Many of us are fixated on the p-value pertaining to a change from baseline following exposure to an intervention. As long as the p-value is significant (
Large studies are good for populations and statistical methods are inevitable consequences to demonstrate whether the observations are chances or real. P-value is one common approach but other proponents suggest the Bayesian approach as an alternative for the reasons you have given.
However at clinical level, individual responses are significant, in spite of magnitude, inasmuch as that response removes or keeps one within a range of risk( for an event). For example BP response may remove one from likelihood of AMI or haemorrhagic stroke but not ischemic stroke.
But patients at highest risk of an event benefit from the smallest of alteration to their risk factor, if there are no other overriding factors. And those very small changes of individual risk factors are multiplied if such changes do occur in several risk factors e.g. little changes in BP, LDL, and HbA1c multiply benefits more than pushing a big change in only one.
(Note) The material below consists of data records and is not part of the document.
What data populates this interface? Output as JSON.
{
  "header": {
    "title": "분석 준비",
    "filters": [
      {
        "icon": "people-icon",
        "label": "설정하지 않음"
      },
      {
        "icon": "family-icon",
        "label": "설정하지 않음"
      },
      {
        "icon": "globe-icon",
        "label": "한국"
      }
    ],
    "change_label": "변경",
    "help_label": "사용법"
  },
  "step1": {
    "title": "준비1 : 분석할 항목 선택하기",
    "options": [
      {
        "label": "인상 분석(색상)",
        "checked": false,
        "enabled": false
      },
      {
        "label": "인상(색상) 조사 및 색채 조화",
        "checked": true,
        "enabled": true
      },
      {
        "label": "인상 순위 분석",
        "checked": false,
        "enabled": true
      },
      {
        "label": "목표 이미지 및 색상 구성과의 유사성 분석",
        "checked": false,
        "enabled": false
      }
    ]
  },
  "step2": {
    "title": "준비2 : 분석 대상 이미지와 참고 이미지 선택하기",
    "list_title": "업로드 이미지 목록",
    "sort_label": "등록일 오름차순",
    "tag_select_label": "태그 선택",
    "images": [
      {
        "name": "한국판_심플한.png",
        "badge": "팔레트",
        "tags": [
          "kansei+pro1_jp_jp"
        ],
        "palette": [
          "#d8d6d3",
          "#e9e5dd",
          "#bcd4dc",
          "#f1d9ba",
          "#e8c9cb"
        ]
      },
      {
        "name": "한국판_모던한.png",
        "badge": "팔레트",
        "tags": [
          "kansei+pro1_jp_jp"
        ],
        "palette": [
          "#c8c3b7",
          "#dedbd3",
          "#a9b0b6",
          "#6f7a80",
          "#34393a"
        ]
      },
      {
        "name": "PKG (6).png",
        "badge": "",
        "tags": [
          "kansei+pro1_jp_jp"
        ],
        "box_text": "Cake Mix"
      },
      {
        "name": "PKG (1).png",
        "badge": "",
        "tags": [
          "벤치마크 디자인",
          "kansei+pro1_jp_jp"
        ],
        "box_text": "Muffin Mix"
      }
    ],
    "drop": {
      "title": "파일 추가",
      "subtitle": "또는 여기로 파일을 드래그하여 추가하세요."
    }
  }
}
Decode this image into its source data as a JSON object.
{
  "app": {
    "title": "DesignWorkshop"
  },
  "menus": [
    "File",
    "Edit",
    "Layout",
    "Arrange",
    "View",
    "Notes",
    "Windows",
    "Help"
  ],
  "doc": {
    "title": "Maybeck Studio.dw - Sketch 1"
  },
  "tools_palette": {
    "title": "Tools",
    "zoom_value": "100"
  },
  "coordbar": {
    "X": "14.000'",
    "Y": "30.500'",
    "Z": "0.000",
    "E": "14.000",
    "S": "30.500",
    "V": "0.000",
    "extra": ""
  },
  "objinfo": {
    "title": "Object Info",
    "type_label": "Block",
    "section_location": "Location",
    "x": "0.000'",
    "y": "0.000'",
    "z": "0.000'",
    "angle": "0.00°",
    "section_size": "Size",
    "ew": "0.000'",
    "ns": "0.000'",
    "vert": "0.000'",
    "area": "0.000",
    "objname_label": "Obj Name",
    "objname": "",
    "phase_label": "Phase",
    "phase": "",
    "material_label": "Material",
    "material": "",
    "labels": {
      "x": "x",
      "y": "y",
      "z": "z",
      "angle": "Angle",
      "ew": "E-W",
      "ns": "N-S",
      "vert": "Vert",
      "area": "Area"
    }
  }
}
Its difficult to address scientifically to this question. If a question is about individual patients then it a subjective matter and their own biology to decide the acceptable change as an outcome in terms of values if we are talking. But in large scale we have to dependent on p value as they are scientific measure of change and hence we can not ignore their importance. But in my view the study with different racial distribution should be encouraged and data should be presented in same way and not single strategy is applicable for all. Yes for me basic biology and subjective response is a matter of concern.............and should be focused.
If one is going to treat any condition, one treats that condition to the point of stabilizing or regressing that disease. P-values are meaningless here. Failure to achieve treatment goals simply forstalls the inevitable. To see how it's done, kindly go to my website at www.bowlinggreenstudy.org, which is free and open to all.
Thank you William. I actually visited the website last week. What a useful site it is. Thank you!
I totally agree eith your perspective that in the context I mentioned, P-values are useless. In fact they can be completely misleading, especially when taken from latge studies.
Thank you for your kind response. I should be doing poster exhibitions at the NLA symposium in Miami and EAS Maastricht next May. If you ar attending either symposium, kindly stop by the poster and we can chat.